In late 1918 Michael Collins spoke at a concert in Summerhill and later attended an IRA Brigade Council meeting.

One month before the truce Collins was in Dunboyne at Brady’s Public house and addressed a group of IRA Brigade Intelligence Officers, including Michael Hilliard. Collins questioned each Intelligence Officer individually.

Michael Collins used the residence of Mr. J.J. McCarthy of Courthill, Dunboyne as a safe retreat from time to time as did other GHQ officers.

Dunboyne man, Sean Boylan, was very close to Michael Collins and some described him as “Mick Collins’ right hand man.” Boylan probably met Collins when they were both interned in Frognoch after the 1916 rising. In September 1917 Boylan organised an Irish festival, an aeriocht, on his farm and Michael Collins and William T. Cosgrave attended in order to recruit volunteers.

As military leader Michael Collins was involved in the planning and resourcing of some of the attack on the Crown Forces by the Meath Volunteers. In late October 1919 Collins was involved in the planning of the attacks on the police stations at Ballivor and Lismullen by the Meath Volunteers. Mick Collins was informed of the planned attack on Trim Barracks by Sean Boylan in August 1920. In a major and bold attack the barracks was captured and burned on Sunday 26th September 1920.

According to local sources Michael Collins visited Matt and Joe Ledwith in Baskinagh, Athboy twice and later visited them when they were in Kilmainham Gaol when he told them that he had no option but to sign the Treaty.

In the spring of 1921 Michael Collins received information from one of his men in Dublin castle that Summerhill House was to be occupied by the Black and Tans. Orders were given for the house to be burned down.

Michael Collins was due to attend an aeriocht in Athboy in 1921 but as the Treaty negotiations were going on he had to send his apologies. Many Meath Volunteers favoured the Treaty because of their support for Michael Collins.

In January 1922 Michael Collins appointed Meath man, Eamonn Duggan, as Minister for Home Affairs in the first Provisional Government. Eight months later the Big Fellow was dead.

Michael Collins, Commander in Chief of the National Army and President of the Provisional Government, was killed at Béal na mBláth on 22 August 1922. His body was brought to the City Hall in Dublin where it lay in state for three days. His funeral took place on the 28 August from the Pro-Cathedral to Glasnevin cemetery and was attended by up to half a million people.

When news reached Navan of Collin’s death the reaction was one of shock, in particular as Collins had visited the town some weeks previously.

Shops and businesses throughout the county closed from 11.00 to noon on the day of the funeral. More than ten local priests attended the funeral ceremonies including Rev. Nicholas Cooney, administrator of Navan.

All the local councils passed votes of sympathy.

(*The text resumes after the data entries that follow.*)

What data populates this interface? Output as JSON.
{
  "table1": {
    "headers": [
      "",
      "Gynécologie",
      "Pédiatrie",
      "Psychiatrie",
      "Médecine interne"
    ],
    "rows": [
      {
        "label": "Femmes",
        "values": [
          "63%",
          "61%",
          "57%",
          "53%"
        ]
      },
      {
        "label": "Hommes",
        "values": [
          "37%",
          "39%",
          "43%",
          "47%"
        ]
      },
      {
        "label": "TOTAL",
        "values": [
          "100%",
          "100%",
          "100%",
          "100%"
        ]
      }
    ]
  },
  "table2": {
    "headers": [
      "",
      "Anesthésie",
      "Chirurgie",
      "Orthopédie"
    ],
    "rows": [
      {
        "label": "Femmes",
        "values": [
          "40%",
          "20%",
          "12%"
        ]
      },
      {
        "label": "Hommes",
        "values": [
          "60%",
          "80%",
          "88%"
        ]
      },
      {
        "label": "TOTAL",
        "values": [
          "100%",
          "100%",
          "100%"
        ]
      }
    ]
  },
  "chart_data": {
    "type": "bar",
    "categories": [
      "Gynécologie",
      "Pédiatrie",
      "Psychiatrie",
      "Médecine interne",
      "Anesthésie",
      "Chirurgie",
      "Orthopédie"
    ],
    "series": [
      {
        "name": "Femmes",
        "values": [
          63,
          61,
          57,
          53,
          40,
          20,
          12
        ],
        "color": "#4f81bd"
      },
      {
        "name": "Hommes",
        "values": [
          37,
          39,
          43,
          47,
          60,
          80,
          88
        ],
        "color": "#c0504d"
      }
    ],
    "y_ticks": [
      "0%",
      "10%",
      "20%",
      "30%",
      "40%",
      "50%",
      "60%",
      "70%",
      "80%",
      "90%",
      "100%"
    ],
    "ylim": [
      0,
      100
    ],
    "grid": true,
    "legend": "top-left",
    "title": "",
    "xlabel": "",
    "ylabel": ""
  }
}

Navan Urban Council appointed four of its members to attend the funeral, in all seven members attended the funeral as well as the town clerk. Large numbers of people from Navan, Kells and Trim attended the funeral. At a special meeting of Navan Town Council the chairman, Seaghan MacNaMidhe, expressed the profound sorrow of the council at the death of Michael Collins ‘one of Ireland’s most distinguished and devoted sons’ and described his death as ‘a terrible loss to the nation.’

The chairman and vice-chairman of Meath County Council and other members attended the funeral ceremonies. In Trim the troops of the 1st Eastern Division attended Requiem Mass in the local church along with the congregation, which was composed of almost the entire population of the town, before parading through the main streets headed by the Navan Brass and Reed band playing ‘The Death March’. At noon the trumpeters played ‘The Last Post’ and three volleys were fired.

In Kells all business was suspended at 11.00 o’clock and a Requiem Mass was held in the church. The children of Lord and Lady Headfort assisted at the Mass. Following Mass the local company of soldiers paraded through the town as the local band played ‘The Death March’. A large crowd of all denominations followed the parade to the Green where ‘The Last Post’ was played and three volleys of shots fired.